Critics of the tactics employed by the group challenge precisely what their tactics achieve, while supporters claim that they have ‘won fame’ and that ‘Hacked sites’ masters pay attention and see their social messages! 1923Turk Group just warns! It’s a reaction.’ But this again assumes that those who run or visit hacked sites can make out the ‘message’ or give a toss beyond restoring the site to the way it was. Raising awareness to issues is one thing, but there are more useful platforms and channels to do this, and moreover, for any such campaign to be effective, messages must be at least deciperable, if not immediately clear.
So Turkey have condemned Israel over the deaths of nine Turkish pro-Palestinian activists killed last week… but then, so has the rest of the world. How this has any kind of connection to child porn, or why child porn particularly offends the Turks (more than it offends / disturbs / distresses any other nation) is unclear. But I digress. The UN haven’t exactly praised the Israeli action either, but I don’t see them hacking the NME’s website. The same is true of Whisperinandhollerin, which is neither pro-Israel or involved in pornography of any sort.

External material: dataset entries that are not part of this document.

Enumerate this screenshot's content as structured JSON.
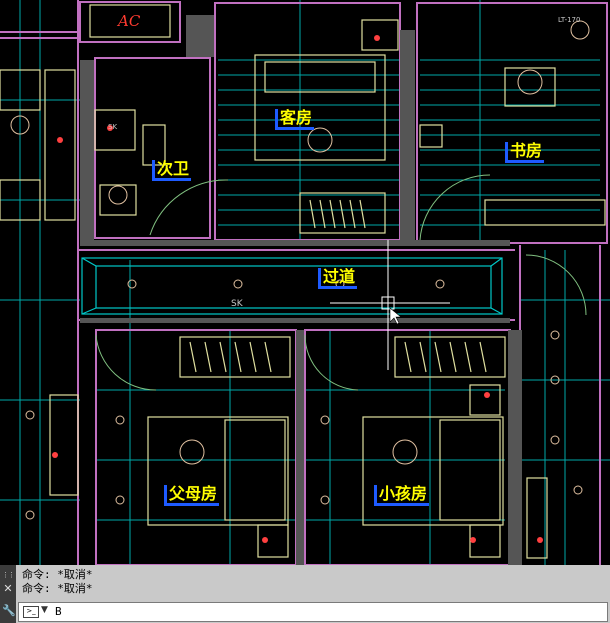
{
  "drawing": {
    "rooms": {
      "guest": "客房",
      "study": "书房",
      "bath": "次卫",
      "corridor": "过道",
      "parents": "父母房",
      "kids": "小孩房"
    },
    "tags": {
      "ac": "AC",
      "sk": "SK",
      "sk_small": "SK",
      "ceiling": "LT-170"
    }
  },
  "command_line": {
    "history": [
      "命令: *取消*",
      "命令: *取消*"
    ],
    "input_value": "B",
    "prompt_icon": "command-prompt-icon",
    "close_icon": "close-icon",
    "settings_icon": "wrench-icon"
  },
  "colors": {
    "wall": "#c070c0",
    "grid": "#00c8c8",
    "furniture": "#e0e0a0",
    "label_text": "#ffff00",
    "label_bar": "#1e5bff"
  }
}
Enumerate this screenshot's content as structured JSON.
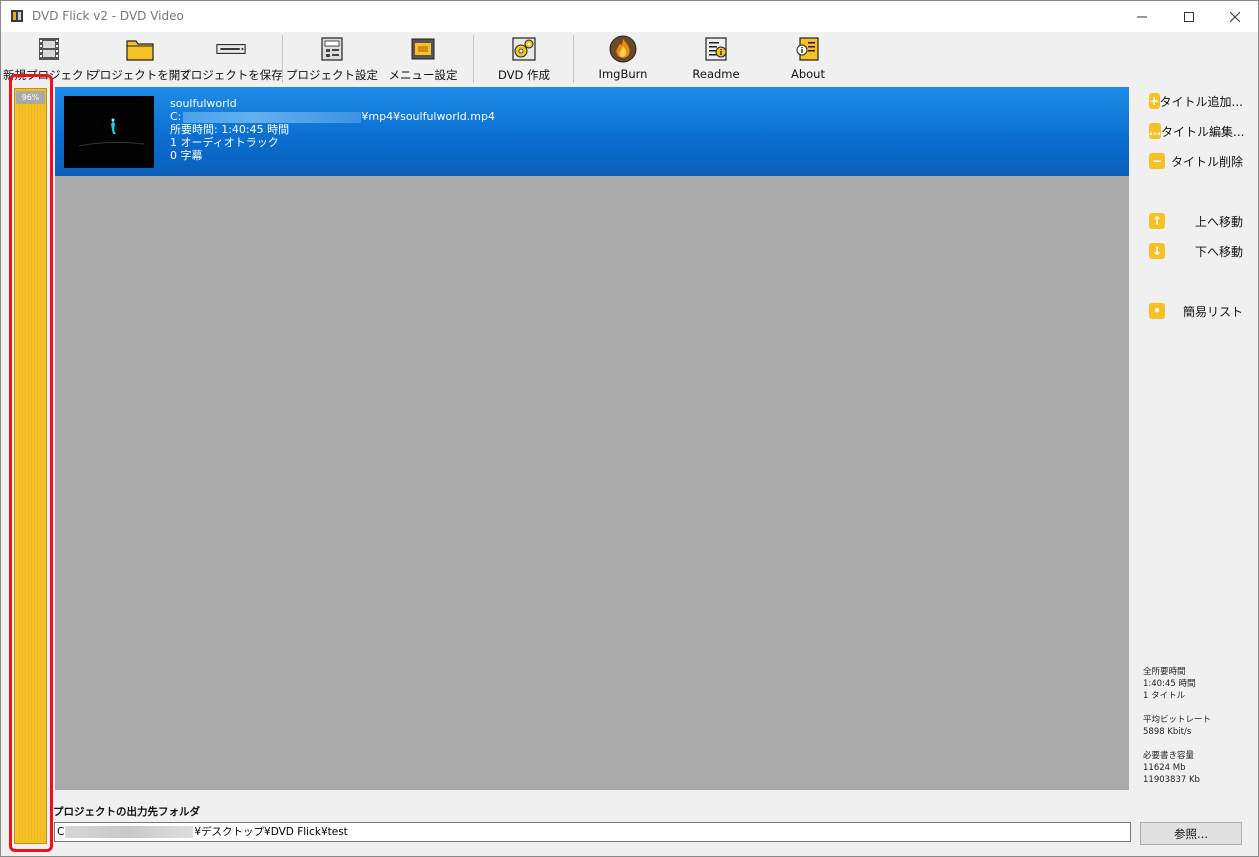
{
  "window": {
    "title": "DVD Flick v2 - DVD Video"
  },
  "toolbar": {
    "items": [
      {
        "label": "新規プロジェクト",
        "icon": "film-strip-icon"
      },
      {
        "label": "プロジェクトを開く",
        "icon": "folder-open-icon"
      },
      {
        "label": "プロジェクトを保存",
        "icon": "dvd-drive-save-icon"
      },
      {
        "label": "プロジェクト設定",
        "icon": "project-settings-icon"
      },
      {
        "label": "メニュー設定",
        "icon": "menu-settings-icon"
      },
      {
        "label": "DVD 作成",
        "icon": "dvd-create-gears-icon"
      },
      {
        "label": "ImgBurn",
        "icon": "imgburn-flame-icon"
      },
      {
        "label": "Readme",
        "icon": "readme-info-icon"
      },
      {
        "label": "About",
        "icon": "about-info-icon"
      }
    ]
  },
  "progress": {
    "label": "96%",
    "value_percent": 96,
    "color": "#f6c125",
    "highlight_color": "#e8141c"
  },
  "titles": [
    {
      "name": "soulfulworld",
      "path_prefix": "C:",
      "path_suffix": "¥mp4¥soulfulworld.mp4",
      "duration": "所要時間: 1:40:45 時間",
      "audio": "1 オーディオトラック",
      "subtitles": "0 字幕",
      "selected_color": "#0b6fd2"
    }
  ],
  "right_panel": {
    "buttons": [
      {
        "label": "タイトル追加...",
        "icon": "plus-icon",
        "glyph": "+"
      },
      {
        "label": "タイトル編集...",
        "icon": "ellipsis-icon",
        "glyph": "…"
      },
      {
        "label": "タイトル削除",
        "icon": "minus-icon",
        "glyph": "−"
      },
      {
        "label": "上へ移動",
        "icon": "arrow-up-icon",
        "glyph": "↑"
      },
      {
        "label": "下へ移動",
        "icon": "arrow-down-icon",
        "glyph": "↓"
      },
      {
        "label": "簡易リスト",
        "icon": "list-icon",
        "glyph": "•"
      }
    ],
    "stats": {
      "total_time_label": "全所要時間",
      "total_time_value": "1:40:45 時間",
      "title_count": "1 タイトル",
      "bitrate_label": "平均ビットレート",
      "bitrate_value": "5898 Kbit/s",
      "size_label": "必要書き容量",
      "size_mb": "11624 Mb",
      "size_kb": "11903837 Kb"
    }
  },
  "output": {
    "label": "プロジェクトの出力先フォルダ",
    "path_prefix": "C",
    "path_suffix": "¥デスクトップ¥DVD Flick¥test",
    "browse_label": "参照..."
  }
}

Again, linking terrorism and pornography into a coherent political framework isn’t easy, and again raises the question, ‘precisely what are they people trying to communicate?’
Ultimately, I would suggest that it doesn’t matter all that much. The bottom line is that war solves nothing, and in any acts of war, it’s always the innocent who suffer. In the scheme of things, a few defaced websites and the like isn’t much, but it’s simply a part of the bigger picture of people needlessly inflicting harm and damage… and for what? It never solves anything. Man is indeed a bad animal. And I, for one, am tired of it.